Organic wines are produced with organically grown grapes.  These grapes that have been grown without the use of artificial or synthetic chemicals, such as herbicides and pesticides.  In Australia, organic wine needs to be certified by an independent third-party organisation.  Vineyards apply for organic certification and annual audits are carried out to ensure that the grapes they grow comply with the strict standards of the certifying body and the department of agriculture. It is against the law for a wine producer to sell or promote their wine as organic if it is not certified. 

In addition, organic wine contains half the maximum legal limit of sulphur dioxide.  Sulphur Dioxide (a common preservative in wine) is used in wine making to inhibit or kill bacteria and yeasts. It is also usually responsible for headaches and hangovers the following day.



Biodynamic is similar to organic, in that both take place without synthetic chemicals, but biodynamic farming incorporates ideas about a vineyard as an entire ecosystem.  This holistic approach uses interconnected and harmonious wine making, from planting, pruning, to harvesting, and to the surrounding environment, .  A biodynamic wine also means the winemaker did not make the wine with any common manipulations such as yeast additions or acidity adjustments. 

Mixed Wine Pack Dinner Party | Epic Wines Organic Sustainable.jpg


Minimal Intervention wines are from organic or biodynamic grapes, where winemakers use as few chemical and artificial processes as possible (nothing is added and nothing is taken away) from grape growing to the bottling.  Minimal Intervention wines are more rustic, pure and authentic, often ranging from very pale to almost black (depending on the grape variety).  

So like organic and biodynamic, this means no chemicals are used in the vineyard, no inoculated yeast is used for fermentation, there is no filtration or fining agents, and no added sulphur (although traces of sulphur will arise naturally).  Currently, unlike organic, there is no legal definition or certification board for Minimal Intervention, however we scrupulously check the wineries and winemaking of our chosen wines that are MI.  



Sustainable refers to winemaking using eco-friendly methods, that are ecologically sound, economically viable and socially responsible.  Sustainable vineyards mostly grow organically or biodynamically grapes.  They may also focus on waste minimisation, pollution prevention, energy and water conservation, and the use of renewable resources.  

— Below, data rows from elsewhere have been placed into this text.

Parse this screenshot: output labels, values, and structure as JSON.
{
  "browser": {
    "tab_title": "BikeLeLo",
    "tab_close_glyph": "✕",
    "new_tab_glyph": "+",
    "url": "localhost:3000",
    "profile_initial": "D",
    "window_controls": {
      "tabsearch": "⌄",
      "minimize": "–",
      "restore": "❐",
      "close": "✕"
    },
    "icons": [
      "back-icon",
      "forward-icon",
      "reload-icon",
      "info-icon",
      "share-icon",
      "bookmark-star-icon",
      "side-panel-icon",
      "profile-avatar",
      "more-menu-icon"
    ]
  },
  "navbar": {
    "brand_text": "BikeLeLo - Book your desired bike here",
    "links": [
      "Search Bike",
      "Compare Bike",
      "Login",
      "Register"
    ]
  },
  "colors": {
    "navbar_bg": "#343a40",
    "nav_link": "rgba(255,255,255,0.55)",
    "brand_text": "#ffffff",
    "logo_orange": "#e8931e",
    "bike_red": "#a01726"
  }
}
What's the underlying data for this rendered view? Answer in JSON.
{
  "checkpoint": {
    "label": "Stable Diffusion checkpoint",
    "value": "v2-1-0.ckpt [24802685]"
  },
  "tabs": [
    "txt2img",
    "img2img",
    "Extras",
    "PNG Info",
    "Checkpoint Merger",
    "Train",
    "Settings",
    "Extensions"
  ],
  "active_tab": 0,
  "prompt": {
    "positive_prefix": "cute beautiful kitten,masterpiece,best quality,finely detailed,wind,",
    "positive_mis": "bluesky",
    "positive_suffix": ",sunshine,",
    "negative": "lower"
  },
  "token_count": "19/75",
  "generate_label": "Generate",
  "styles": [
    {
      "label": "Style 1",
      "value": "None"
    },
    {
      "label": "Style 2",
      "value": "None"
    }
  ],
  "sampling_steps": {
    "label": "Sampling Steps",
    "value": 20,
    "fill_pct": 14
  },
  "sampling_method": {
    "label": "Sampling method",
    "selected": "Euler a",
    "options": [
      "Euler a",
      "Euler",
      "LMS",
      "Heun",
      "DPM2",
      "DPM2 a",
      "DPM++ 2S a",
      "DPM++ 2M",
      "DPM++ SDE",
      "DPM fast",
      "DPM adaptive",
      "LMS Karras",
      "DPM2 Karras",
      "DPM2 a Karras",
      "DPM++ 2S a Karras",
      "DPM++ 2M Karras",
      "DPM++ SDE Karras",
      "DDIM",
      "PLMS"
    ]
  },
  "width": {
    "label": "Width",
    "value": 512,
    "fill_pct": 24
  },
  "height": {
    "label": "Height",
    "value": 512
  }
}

Winery Barrels | Epic Wines Organic Sustainable.jpg


Preservative free wine is wine that does not contain any sulphur or sulfur dioxide, the preservative used in wine. Sulphur dioxide helps to protect wine from spoilage by bacteria and oxidation.  

However, sulphur is not all bad.  In small amounts it can be useful or even essential in preventing wine spoilage. Most minimal intervention winemakers will not use sulphur throughout the vinification process, and only add a tiny amount at the point of bottling. This gives the wines a better ageing potential, and lessens the risk of any unwanted flavours or faults developing in the bottle. However if you are particular sensitive to sulphur, sticking to preservative free or minimal sulphur (as it does arise naturally even when not added manually) is recommended.